Differences in Shape and Acoustics
The internal shape of an instrument, its bore, has a major effect on its sound. Bore shape varies widely within the woodwind family, and these differences explain why woodwinds can sound so different from one another. Flutes and clarinets have roughly cylindrical bores (the tube stays about the same width for most of its length). Oboes, bassoons, and saxophones have conical bores that gradually widen from the mouthpiece to the bell.
This distinction matters more than you might expect. A cylindrical tube that’s closed at one end (like a clarinet, where the reed seals the top) produces only odd-numbered harmonics in its lowest register. That’s what gives the clarinet its distinctively hollow, warm tone and also lets it play about an octave lower than you’d expect for its size. A flute, which is open at both ends, and a conical oboe, which is closed at the reed end but widens, both produce the full set of harmonics. That’s why a flute and an oboe of roughly the same length have similar lowest notes, while a clarinet of the same length plays nearly an octave lower.
Brass instruments generally have bores that start narrow and cylindrical near the mouthpiece and flare out into a bell. The size and rate of that flare shape the instrument’s character. A trumpet’s mostly cylindrical bore gives it a bright, cutting sound. A French horn’s more conical bore produces a warmer, rounder tone.
Volume and Projection
Most woodwinds are not as loud as brass instruments. A woodwind player typically puts in a few hundred milliwatts of effort and gets only a few milliwatts of acoustic output, enough to produce about 90 decibels at the player’s own ears. That’s roughly the volume of a lawnmower, which sounds impressive on its own but can be easily overwhelmed by a brass section operating at full power.

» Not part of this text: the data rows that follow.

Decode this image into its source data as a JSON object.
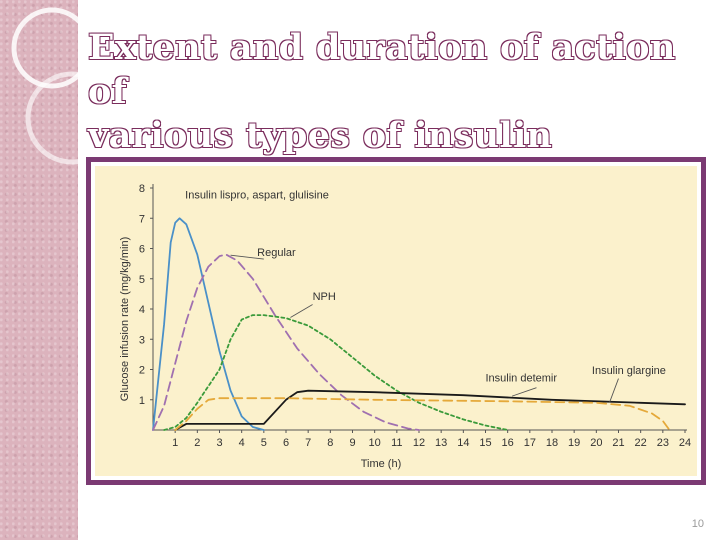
{
  "slide": {
    "title_lines": [
      "Extent and duration of action of",
      "various types of insulin"
    ],
    "page_number": "10"
  },
  "colors": {
    "title_outline": "#7a2c5c",
    "frame": "#7b3a73",
    "chart_background": "#fbf1cc",
    "side_strip": "#dcb3bd"
  },
  "chart_data": {
    "type": "line",
    "title": "",
    "xlabel": "Time (h)",
    "ylabel": "Glucose infusion rate (mg/kg/min)",
    "xlim": [
      0,
      24
    ],
    "ylim": [
      0,
      8
    ],
    "xticks": [
      1,
      2,
      3,
      4,
      5,
      6,
      7,
      8,
      9,
      10,
      11,
      12,
      13,
      14,
      15,
      16,
      17,
      18,
      19,
      20,
      21,
      22,
      23,
      24
    ],
    "yticks": [
      1,
      2,
      3,
      4,
      5,
      6,
      7,
      8
    ],
    "grid": false,
    "legend": "inline labels",
    "series": [
      {
        "name": "Insulin lispro, aspart, glulisine",
        "color": "#4a90c8",
        "dash": "solid",
        "points": [
          [
            0,
            0
          ],
          [
            0.5,
            3.5
          ],
          [
            0.8,
            6.2
          ],
          [
            1,
            6.85
          ],
          [
            1.2,
            7.0
          ],
          [
            1.5,
            6.8
          ],
          [
            2,
            5.8
          ],
          [
            2.5,
            4.2
          ],
          [
            3,
            2.6
          ],
          [
            3.5,
            1.3
          ],
          [
            4,
            0.45
          ],
          [
            4.5,
            0.1
          ],
          [
            5,
            0
          ]
        ]
      },
      {
        "name": "Regular",
        "color": "#a070b0",
        "dash": "dashed",
        "points": [
          [
            0,
            0
          ],
          [
            0.5,
            0.8
          ],
          [
            1,
            2.2
          ],
          [
            1.5,
            3.6
          ],
          [
            2,
            4.7
          ],
          [
            2.5,
            5.4
          ],
          [
            3,
            5.75
          ],
          [
            3.3,
            5.8
          ],
          [
            3.8,
            5.6
          ],
          [
            4.5,
            5.0
          ],
          [
            5.5,
            3.8
          ],
          [
            6.5,
            2.7
          ],
          [
            7.5,
            1.85
          ],
          [
            8.5,
            1.15
          ],
          [
            9.5,
            0.6
          ],
          [
            10.5,
            0.25
          ],
          [
            11.5,
            0.05
          ],
          [
            12,
            0
          ]
        ]
      },
      {
        "name": "NPH",
        "color": "#3a9a3a",
        "dash": "dotted",
        "points": [
          [
            0.5,
            0
          ],
          [
            1,
            0.1
          ],
          [
            1.5,
            0.4
          ],
          [
            2,
            0.9
          ],
          [
            3,
            2.0
          ],
          [
            3.5,
            3.0
          ],
          [
            4,
            3.65
          ],
          [
            4.5,
            3.8
          ],
          [
            5,
            3.8
          ],
          [
            6,
            3.7
          ],
          [
            7,
            3.45
          ],
          [
            8,
            3.0
          ],
          [
            9,
            2.4
          ],
          [
            10,
            1.8
          ],
          [
            11,
            1.3
          ],
          [
            12,
            0.9
          ],
          [
            13,
            0.6
          ],
          [
            14,
            0.35
          ],
          [
            15,
            0.15
          ],
          [
            16,
            0
          ]
        ]
      },
      {
        "name": "Insulin detemir",
        "color": "#1a1a1a",
        "dash": "solid",
        "points": [
          [
            1,
            0
          ],
          [
            1.5,
            0.2
          ],
          [
            5,
            0.2
          ],
          [
            6,
            1.0
          ],
          [
            6.5,
            1.25
          ],
          [
            7,
            1.3
          ],
          [
            10,
            1.25
          ],
          [
            14,
            1.15
          ],
          [
            18,
            1.0
          ],
          [
            22,
            0.9
          ],
          [
            24,
            0.85
          ]
        ]
      },
      {
        "name": "Insulin glargine",
        "color": "#e5a93a",
        "dash": "dashed",
        "points": [
          [
            1,
            0
          ],
          [
            1.5,
            0.3
          ],
          [
            2,
            0.7
          ],
          [
            2.5,
            1.0
          ],
          [
            3,
            1.05
          ],
          [
            6,
            1.05
          ],
          [
            10,
            1.0
          ],
          [
            16,
            0.95
          ],
          [
            20,
            0.9
          ],
          [
            21.5,
            0.8
          ],
          [
            22.5,
            0.55
          ],
          [
            23,
            0.3
          ],
          [
            23.3,
            0
          ]
        ]
      }
    ],
    "annotations": [
      {
        "text": "Insulin lispro, aspart, glulisine",
        "series": 0
      },
      {
        "text": "Regular",
        "series": 1
      },
      {
        "text": "NPH",
        "series": 2
      },
      {
        "text": "Insulin detemir",
        "series": 3
      },
      {
        "text": "Insulin glargine",
        "series": 4
      }
    ]
  }
}
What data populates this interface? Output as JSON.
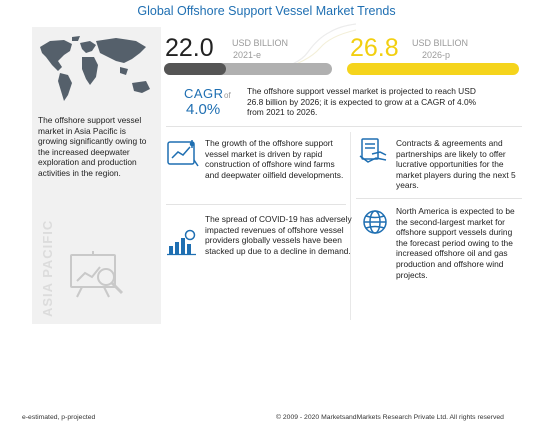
{
  "title": "Global Offshore Support Vessel Market Trends",
  "left_panel": {
    "text": "The offshore support vessel market in Asia Pacific is growing significantly owing to the increased deepwater exploration and production activities in the region.",
    "region_label": "ASIA PACIFIC"
  },
  "stat_2021": {
    "value": "22.0",
    "unit": "USD BILLION",
    "year": "2021-e",
    "color": "#555555"
  },
  "stat_2026": {
    "value": "26.8",
    "unit": "USD BILLION",
    "year": "2026-p",
    "color": "#f5d41c"
  },
  "cagr": {
    "label": "CAGR",
    "of": "of",
    "value": "4.0%"
  },
  "summary": "The offshore support vessel market is projected to reach USD 26.8 billion  by 2026; it is expected to grow at a CAGR of 4.0% from 2021 to 2026.",
  "cards": [
    {
      "icon": "wind-farm-growth-icon",
      "text": "The growth of the offshore support vessel market is driven by rapid construction of offshore wind farms and deepwater oilfield developments."
    },
    {
      "icon": "contract-handshake-icon",
      "text": "Contracts & agreements and partnerships are likely to offer lucrative opportunities for the market players during the next 5 years."
    },
    {
      "icon": "covid-chart-icon",
      "text": "The spread of COVID-19 has adversely impacted revenues of offshore vessel providers globally vessels have been stacked up due to a decline in demand."
    },
    {
      "icon": "globe-icon",
      "text": "North America is expected to be the second-largest market for offshore support vessels during the forecast period owing to the increased offshore oil and gas production and offshore wind projects."
    }
  ],
  "footer": {
    "left": "e-estimated, p-projected",
    "right": "© 2009 - 2020 MarketsandMarkets Research Private Ltd. All rights reserved"
  },
  "colors": {
    "accent": "#1f6fb2",
    "yellow": "#f5d41c",
    "dark_bar": "#555555"
  }
}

The notable exception is the piccolo. Its playing range sits right in the frequency band where human hearing is most sensitive (around 2,000 to 4,000 Hz), which means it cuts through an entire orchestra despite its small size and modest acoustic power. Brass instruments, with their large bells acting as efficient sound radiators, project more raw volume into a concert hall. This is why a full brass section can overpower the strings and woodwinds if the balance isn’t carefully managed by the conductor and players.
Common Instruments in Each Family
The standard orchestral woodwinds are the flute, oboe, clarinet, and bassoon, with the piccolo and saxophone appearing in many ensembles. The standard brass instruments are the trumpet, French horn, trombone, and tuba. Within each family, the instruments span a wide range from high to low: piccolo to bassoon in the woodwinds, trumpet to tuba in the brass.
Both families also include less common members. The woodwind side has instruments like the English horn (a lower-pitched relative of the oboe), the bass clarinet, and the contrabassoon. The brass family includes the cornet, flugelhorn, euphonium, and various sizes of tuba. Some historical instruments blur the line entirely: the cornetto, popular in Renaissance music, is a wooden instrument with finger holes like a recorder but played with lip vibration like a trumpet. It’s a reminder that these categories describe how sound is made, not what an instrument looks like on a shelf.